Correct: Is that their book? Once again, the book belongs to someone. You wouldn’t ask, is that they are book? So the correct spelling is their.
Incorrect: Their here! If you can say They are here! Then the correct spelling would be they’re.
To use both: Now that they’re here, I can give them their book.
Things get a little more complicated when a third word is added to the mix: there. There is a place.
Correct: Who does the book over there belong to? The book is in a location and that location is expressed by using there.
Incorrect: Is that there book? There here! The book’s location isn’t being asked. The question is about the owners of the book, not the location. The second is a statement about who is arriving. Saying there here is listing two locations.
All three used correctly: There they are! Now that they’re here, I can give them their book, which is over there.
To, Too, and Two
Three tiny, simple words, with very different meanings. You can give something to someone. While too is another way of writing as well. Two is the spelling of the number 2.
Correct: Will you give the book to her? The object, the book, is being given to a person.
Correct: Give her this book too. There is a second book being given. If you can say give her this as well, then you should use too.
Correct: Give her these two books. There are two (2) books to give to her. Two is always the spelling of the number.
Incorrect: Give this two her and give her this to.
All three used correctly: Will you give these two books to her too? What does that mean? Will you give these 2 books to her as well.
Then and Than
The only difference is one letter, but the meanings are very different. Than can be used to compare things, while then defines time.
Correct: I went to the bookstore, then I went home. This sentence is describing the time that something took place. Then is used to explain that going home took place after going to the bookstore.

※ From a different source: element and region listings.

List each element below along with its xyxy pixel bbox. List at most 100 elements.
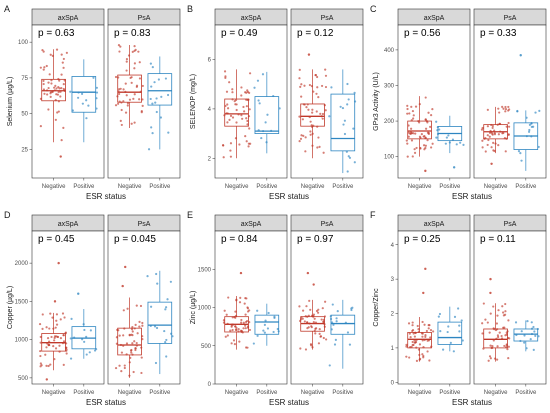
data-point	[60, 73, 63, 76]
facet-strip-label: axSpA	[241, 15, 262, 22]
data-point	[407, 322, 411, 325]
data-point	[126, 307, 129, 310]
data-point	[114, 104, 118, 107]
data-point	[57, 90, 60, 94]
data-point	[495, 337, 498, 340]
data-point	[496, 358, 499, 361]
facet-strip-label: PsA	[138, 15, 151, 22]
data-point	[492, 339, 495, 342]
data-point	[410, 119, 413, 122]
data-point	[151, 132, 154, 135]
data-point	[234, 137, 238, 140]
data-point	[124, 90, 127, 93]
data-point	[507, 357, 510, 360]
data-point	[406, 104, 409, 107]
data-point	[525, 116, 528, 119]
data-point	[505, 343, 508, 346]
x-tick-label: Negative	[118, 390, 142, 396]
data-point	[322, 320, 325, 323]
data-point	[334, 338, 337, 342]
data-point	[505, 331, 508, 334]
data-point	[532, 348, 535, 352]
data-point	[60, 53, 63, 56]
data-point	[345, 150, 348, 153]
p-value: p = 0.12	[297, 28, 334, 39]
box-positive	[69, 292, 98, 360]
data-point	[133, 340, 136, 343]
data-point	[165, 355, 168, 358]
outlier-point	[490, 162, 493, 165]
data-point	[273, 316, 276, 319]
data-point	[431, 108, 434, 111]
data-point	[70, 317, 73, 321]
data-point	[405, 345, 408, 348]
data-point	[132, 97, 135, 100]
data-point	[126, 102, 130, 105]
data-point	[405, 343, 408, 346]
data-point	[487, 359, 490, 362]
data-point	[244, 324, 247, 327]
chart-c: C GPx3 Activity (U/L) ESR status axSpA p = 0…	[370, 4, 547, 201]
data-point	[346, 103, 349, 106]
data-point	[248, 91, 251, 94]
data-point	[497, 107, 500, 110]
data-point	[230, 325, 233, 328]
data-point	[130, 351, 133, 354]
data-point	[241, 117, 244, 120]
data-point	[69, 337, 72, 340]
data-point	[353, 91, 356, 94]
data-point	[73, 336, 76, 339]
data-point	[461, 339, 464, 342]
x-tick-label: Negative	[118, 184, 142, 190]
y-tick-label: 1	[391, 346, 395, 352]
data-point	[138, 320, 141, 323]
data-point	[129, 356, 132, 359]
data-point	[493, 149, 496, 153]
data-point	[427, 111, 430, 114]
data-point	[488, 355, 492, 358]
box-negative	[114, 44, 144, 128]
data-point	[313, 317, 316, 320]
data-point	[60, 138, 63, 142]
data-point	[124, 111, 128, 114]
data-point	[116, 95, 119, 98]
data-point	[502, 314, 505, 317]
chart-e: E Zinc (µg/L) ESR status axSpA p = 0.84 Negat…	[187, 210, 364, 407]
data-point	[309, 308, 312, 311]
x-tick-label: Positive	[149, 390, 171, 396]
y-tick-label: 100	[384, 155, 395, 161]
data-point	[146, 274, 149, 278]
data-point	[353, 161, 356, 164]
data-point	[491, 126, 494, 130]
data-point	[223, 70, 227, 73]
data-point	[352, 127, 355, 130]
data-point	[310, 124, 313, 127]
data-point	[321, 112, 325, 116]
data-point	[140, 371, 143, 375]
data-point	[323, 323, 326, 326]
x-tick-label: Positive	[256, 184, 278, 190]
box-positive	[146, 270, 174, 375]
data-point	[246, 306, 249, 309]
data-point	[41, 313, 44, 316]
p-value: p = 0.49	[221, 28, 258, 39]
data-point	[453, 315, 457, 318]
data-point	[62, 57, 65, 61]
data-point	[93, 349, 97, 352]
outlier-point	[59, 155, 62, 158]
data-point	[409, 336, 412, 339]
y-tick-label: 4	[208, 107, 212, 113]
y-tick-label: 1500	[15, 299, 29, 305]
y-tick-label: 50	[21, 112, 28, 118]
data-point	[46, 337, 50, 340]
data-point	[320, 115, 323, 118]
data-point	[428, 359, 431, 362]
data-point	[480, 128, 484, 131]
box-iqr	[513, 328, 539, 342]
data-point	[530, 125, 533, 128]
data-point	[343, 119, 346, 122]
data-point	[346, 82, 349, 86]
facet-strip-label: axSpA	[424, 221, 445, 228]
data-point	[442, 348, 445, 351]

Incorrect: I would rather go to the bookstore then the grocery store. The sentence actually means, I would rather go to the bookstore first and then go to the grocery store. If the person is trying to explain that they like the bookstore more than the grocery store, then they should say than. Whew!
Another example: I would rather go to the bookstore than the grocery store, and then go home.
Bear and Bare
You might say, that’s easy! A bear is a big fuzzy animal and bare means naked! But do you bear or bare arms? Do you bare with someone or bear with them? The easiest way to remember this one is, are we getting naked?
Correct: Please, bear with me. In this case, bear is not the animal, but a verb. If you were to say bare with me, you would be saying naked with me. That’s probably not the right question.
Incorrect: The second amendment is the right to bare arms. The right to bare arms would be the right to wear short sleeves. The only usage of bare is when something is lacking something.
Correct: I know the walls are bare, but bear with me until I can paint them.
Should’ve, Could’ve, Would’ve, and Should of, Could of, and Would of
The last words that are often used incorrectly are different from all of the previous ones. In the previous cases the words were homophones – words that sound the same but have different meanings. In this case, three of our six words do not exist.
Should’ve is a contraction of should have. Just as could’ve is could have and would’ve is would have. When spoken out loud these words can sound like the word of is attached. This is not the case. These three words are contractions and should always be followed be ‘ve.
Correct: I should’ve done my homework sooner. I could’ve done it when I got home, then I would’ve finished it already. One can also say, I should have done my homework sooner. I could have done it when I got home, then I would have finished it already. None of these can be followed by of.
Incorrect: I should of done it. I could of done it when I got home, I would of finished it already. With some dialects this sounds identical to the previous example when spoken. The problem is that when written, we see that it is grammatically incorrect. The word of is being used to replace have, which is just not correct.
The Importance of Proper Grammar and Spelling
Even though these seem like simple mistakes, they can negatively impact how a writer’s work is received. Some writers may even lose readers and popularity if their work is too riddled by little errors.